Czego dowiesz się z poradnika:

  • jak policzyć, jaki ruch w sklepie jest potrzebny do wiarygodnego statystycznie testu;
  • jak sprawdzić, ile powinien trwać test;
  • jak poprawnie obliczyć średnią dzienną liczbę unikatowych odwiedzin w sklepie;
  • jakie są przykładowe możliwości Google Optimize i co możesz przetestować;

Uwaga: Przystępując do konfiguracji Google Optimize, koniecznie załóż wcześniej konto Google Analytics. Po co i jak to zrobić? Wypisaliśmy 10 powodów, dla których sklep powinien korzystać z Google Analytics i objaśniliśmy jak je skonfigurować.

Dla kogo Google Optimize?

Nie sposób jednoznacznie powiedzieć, kiedy nadchodzi odpowiednia pora, aby zacząć optymalizować stronę (i konwersję) z Google Optimize. I mimo że jest to narzędzie darmowe, nie jest przeznaczone dla małych sklepów.

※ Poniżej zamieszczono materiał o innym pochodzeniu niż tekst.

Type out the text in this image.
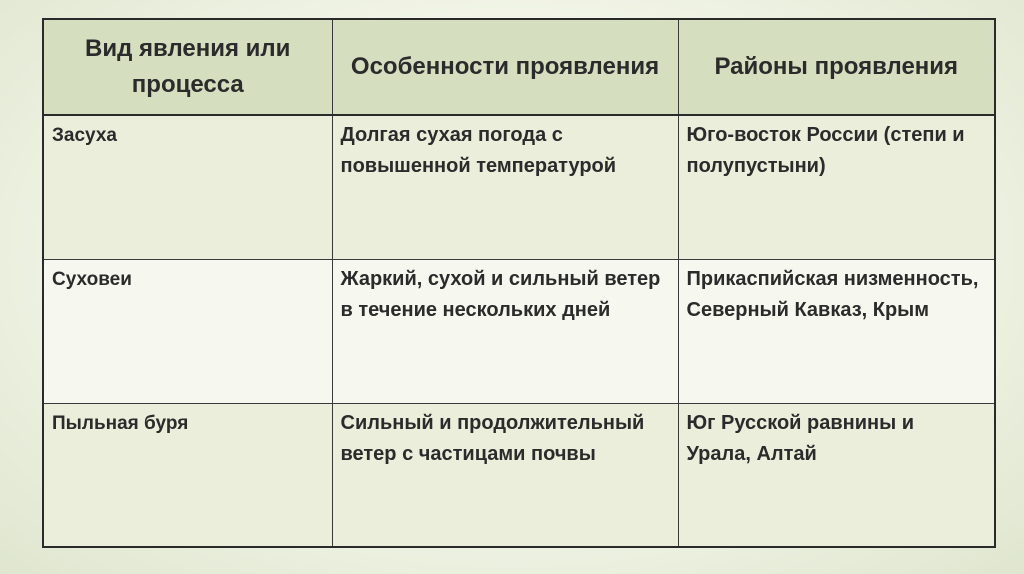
Вид явления или процесса	Особенности проявления	Районы проявления
Засуха	Долгая сухая погода с повышенной температурой	Юго-восток России (степи и полупустыни)
Суховеи	Жаркий, сухой и сильный ветер в течение нескольких дней	Прикаспийская низменность, Северный Кавказ, Крым
Пыльная буря	Сильный и продолжительный ветер с частицами почвы	Юг Русской равнины и Урала, Алтай
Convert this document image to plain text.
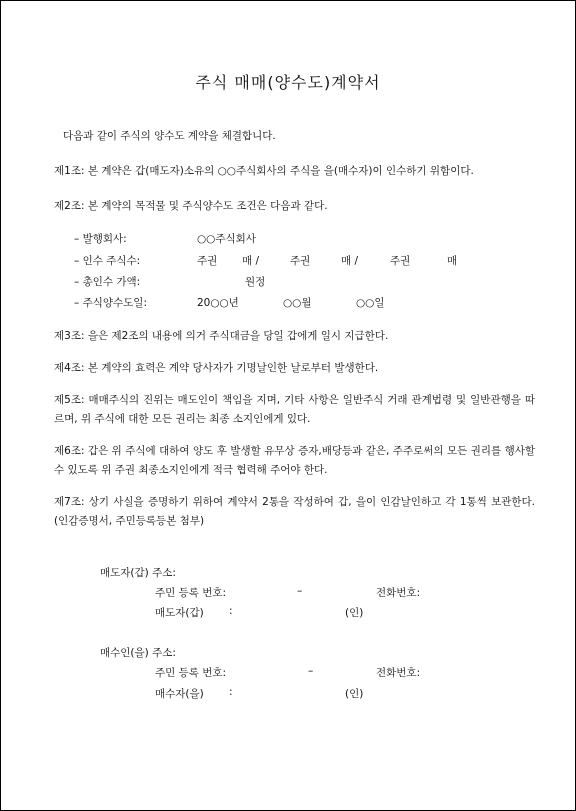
주식 매매(양수도)계약서
다음과 같이 주식의 양수도 계약을 체결합니다.
제1조: 본 계약은 갑(매도자)소유의 ○○주식회사의 주식을 을(매수자)이 인수하기 위함이다.
제2조: 본 계약의 목적물 및 주식양수도 조건은 다음과 같다.
– 발행회사:	○○주식회사
– 인수 주식수:	주권 매 /	주권	매 /	주권	매
– 총인수 가액:	원정
– 주식양수도일:	20○○년	○○월	○○일
제3조: 을은 제2조의 내용에 의거 주식대금을 당일 갑에게 일시 지급한다.
제4조: 본 계약의 효력은 계약 당사자가 기명날인한 날로부터 발생한다.
제5조: 매매주식의 진위는 매도인이 책임을 지며, 기타 사항은 일반주식 거래 관계법령 및 일반관행을 따르며, 위 주식에 대한 모든 권리는 최종 소지인에게 있다.
제6조: 갑은 위 주식에 대하여 양도 후 발생할 유무상 증자,배당등과 같은, 주주로써의 모든 권리를 행사할 수 있도록 위 주권 최종소지인에게 적극 협력해 주어야 한다.
제7조: 상기 사실을 증명하기 위하여 계약서 2통을 작성하여 갑, 을이 인감날인하고 각 1통씩 보관한다. (인감증명서, 주민등록등본 첨부)
매도자(갑) 주소:
주민 등록 번호:	–	전화번호:
매도자(갑) :	(인)
매수인(을) 주소:
주민 등록 번호:	–	전화번호:
매수자(을) :	(인)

Być może czytasz poradniki lub uczestniczysz w szkoleniach, na których wciąż powtarza się: „testuj, testuj i jeszcze raz testuj!” Niestety w ten sposób łatwo wpaść w pułapkę prawa małych liczb. Co z tego, że przeprowadzisz kilka testów na swojej stronie, jeśli sklep ma kilkanaście zamówień miesięcznie? Może to zabrzmieć brutalnie, ale należy pamiętać, że małe próbki narażają nas na wartości skrajne i na błędne wnioski

Dlatego zanim w ogóle zaczniesz przymierzać się do testów na stronie, przyjrzyj się tematowi istotności statystycznej.

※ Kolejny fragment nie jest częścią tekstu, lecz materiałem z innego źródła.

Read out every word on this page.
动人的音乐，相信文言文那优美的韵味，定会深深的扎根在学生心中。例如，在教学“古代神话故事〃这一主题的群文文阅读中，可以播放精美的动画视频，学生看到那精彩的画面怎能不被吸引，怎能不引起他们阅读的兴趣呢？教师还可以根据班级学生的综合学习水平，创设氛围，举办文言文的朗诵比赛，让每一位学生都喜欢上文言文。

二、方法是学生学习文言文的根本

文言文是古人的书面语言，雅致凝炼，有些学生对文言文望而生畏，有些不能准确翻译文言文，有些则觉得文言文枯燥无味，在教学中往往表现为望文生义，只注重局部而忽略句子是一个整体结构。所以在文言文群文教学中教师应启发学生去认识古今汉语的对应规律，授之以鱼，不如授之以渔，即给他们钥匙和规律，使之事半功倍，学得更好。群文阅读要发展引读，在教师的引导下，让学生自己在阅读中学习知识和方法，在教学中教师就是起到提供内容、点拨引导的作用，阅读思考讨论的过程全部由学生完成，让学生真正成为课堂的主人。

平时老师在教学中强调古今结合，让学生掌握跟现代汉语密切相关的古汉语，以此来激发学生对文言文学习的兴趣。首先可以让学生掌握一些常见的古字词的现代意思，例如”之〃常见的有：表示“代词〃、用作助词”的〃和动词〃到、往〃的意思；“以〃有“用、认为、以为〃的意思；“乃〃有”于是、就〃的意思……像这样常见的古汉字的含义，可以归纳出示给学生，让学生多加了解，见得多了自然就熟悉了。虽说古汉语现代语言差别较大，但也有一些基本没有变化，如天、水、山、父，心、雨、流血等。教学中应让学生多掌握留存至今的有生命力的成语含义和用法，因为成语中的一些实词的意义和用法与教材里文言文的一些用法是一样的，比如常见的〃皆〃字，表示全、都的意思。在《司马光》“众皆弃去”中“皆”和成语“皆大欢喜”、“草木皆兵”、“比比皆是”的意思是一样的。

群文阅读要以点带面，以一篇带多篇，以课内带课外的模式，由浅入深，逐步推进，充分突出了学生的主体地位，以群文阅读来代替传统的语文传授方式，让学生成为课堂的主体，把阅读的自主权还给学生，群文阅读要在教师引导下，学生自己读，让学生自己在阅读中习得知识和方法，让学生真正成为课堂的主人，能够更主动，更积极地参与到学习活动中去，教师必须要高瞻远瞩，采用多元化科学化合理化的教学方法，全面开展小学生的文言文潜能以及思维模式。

Istotność statystyczna w e-commerce

Google Optimize pozwala na prezentację kilku różnych wersji witryny naszym odwiedzającym. Przykładowo pierwsza grupa klientów zobaczy wersję z sekcją bestsellerów na stronie głównej, druga – bez tej sekcji. Nie jesteśmy pewni, ale stawiamy jakąś tezę: konwersja wzrośnie o 10%, jeśli zaprezentujemy na stronie głównej bestsellery. Oczywiście jest to teza fikcyjna postawiona tylko dla przykładu.
Inną przykładową tezą może być chociażby: sprzedaż wzrośnie o X%, jeśli na stronie koszyka zaprezentujemy baner darmowej dostawy.

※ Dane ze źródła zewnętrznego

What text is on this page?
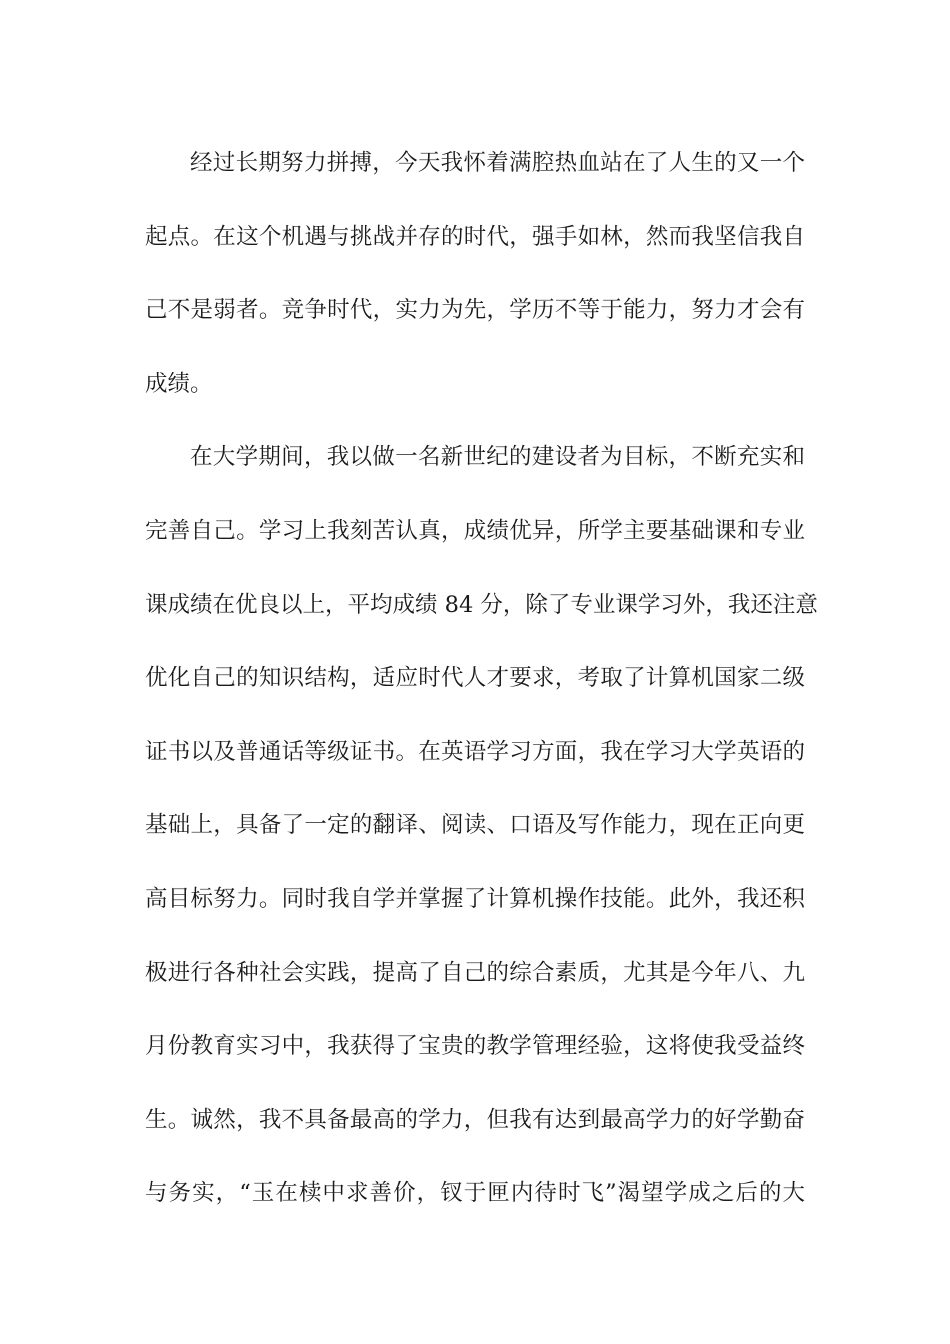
经过长期努力拼搏，今天我怀着满腔热血站在了人生的又一个
起点。在这个机遇与挑战并存的时代，强手如林，然而我坚信我自
己不是弱者。竞争时代，实力为先，学历不等于能力，努力才会有
成绩。
在大学期间，我以做一名新世纪的建设者为目标，不断充实和
完善自己。学习上我刻苦认真，成绩优异，所学主要基础课和专业
课成绩在优良以上，平均成绩 84 分，除了专业课学习外，我还注意
优化自己的知识结构，适应时代人才要求，考取了计算机国家二级
证书以及普通话等级证书。在英语学习方面，我在学习大学英语的
基础上，具备了一定的翻译、阅读、口语及写作能力，现在正向更
高目标努力。同时我自学并掌握了计算机操作技能。此外，我还积
极进行各种社会实践，提高了自己的综合素质，尤其是今年八、九
月份教育实习中，我获得了宝贵的教学管理经验，这将使我受益终
生。诚然，我不具备最高的学力，但我有达到最高学力的好学勤奋
与务实，“玉在椟中求善价，钗于匣内待时飞”渴望学成之后的大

Czy takie proste testy będą istotne, gdy klienci z pierwszej grupy dokonają sześciu zakupów, a z drugiej – trzech? Nie, przy tak małej próbce może to być kwestia przypadku. To ile wizyt i zakupów będzie w porządku, żeby zrobić test A/B? Jak duże zaufanie możemy mieć do wyników naszego testu?

Nie musimy liczyć tego samodzielnie. Z pomocą przychodzą kalkulatory wielkości próbki testu. To narzędzia, które na bazie odpowiednich wzorów pomogą stwierdzić, jaki test będzie istotny statystycznie.

Zobacz: Kalkulator, który wykorzystaliśmy w poradniku: abtasty.com/sample-size-calculator/

Musimy przyjrzeć się kilku parametrom podawanym w narzędziu.

  1. Conversion rate – współczynnik konwersji. Wykorzystujemy Google Analytics do sprawdzenia konwersji za interesujący nas okres (np. w zakładce Pozyskiwanie > Cały ruch > źródło/medium lub kanały). Zakładając, że przeciętna konwersja w sklepie mieści się w przedziale 1-2%, na potrzeby naszego eksperymentu przyjęliśmy 1,65%.Konwersja w Google Analytics
  2. Minimum detectable effect – minimalna wykrywalna zmiana. Określamy, jaka różnica będzie dla nas wystarczająca. Przykładowo, interesuje nas sytuacja, w której w jednej z wersji testu konwersja wzrośnie do 1,85%. Taką zmianę chcielibyśmy wykryć. Skok w stosunku do przeciętnego 1,65% w naszym hipotetycznym sklepie wynosi więc 1,85% / 1,65% – wzrost o 12%.
    Kalkulator liczy według notacji stosowanej w USA, użyj więc kropki zamiast przecinka, żeby nie otrzymać błędu NaN (ang. not a number, podany argument nie jest liczbą).
  3. Statistical significance – istotność statystyczna. Akceptowalna standardowa istotność statystyczna to 95%. Rekomendujemy pozostawić tę wartość bez zmian.
  4. Statistical power – moc statystyczna testu. Upraszczając, moc testu wskazuje nam, na ile nasz test pozwoli podjąć dobrą decyzję odnośnie przyjęcia stawianej hipotezy. Kalkulator online przyjmie tu automatycznie 80%.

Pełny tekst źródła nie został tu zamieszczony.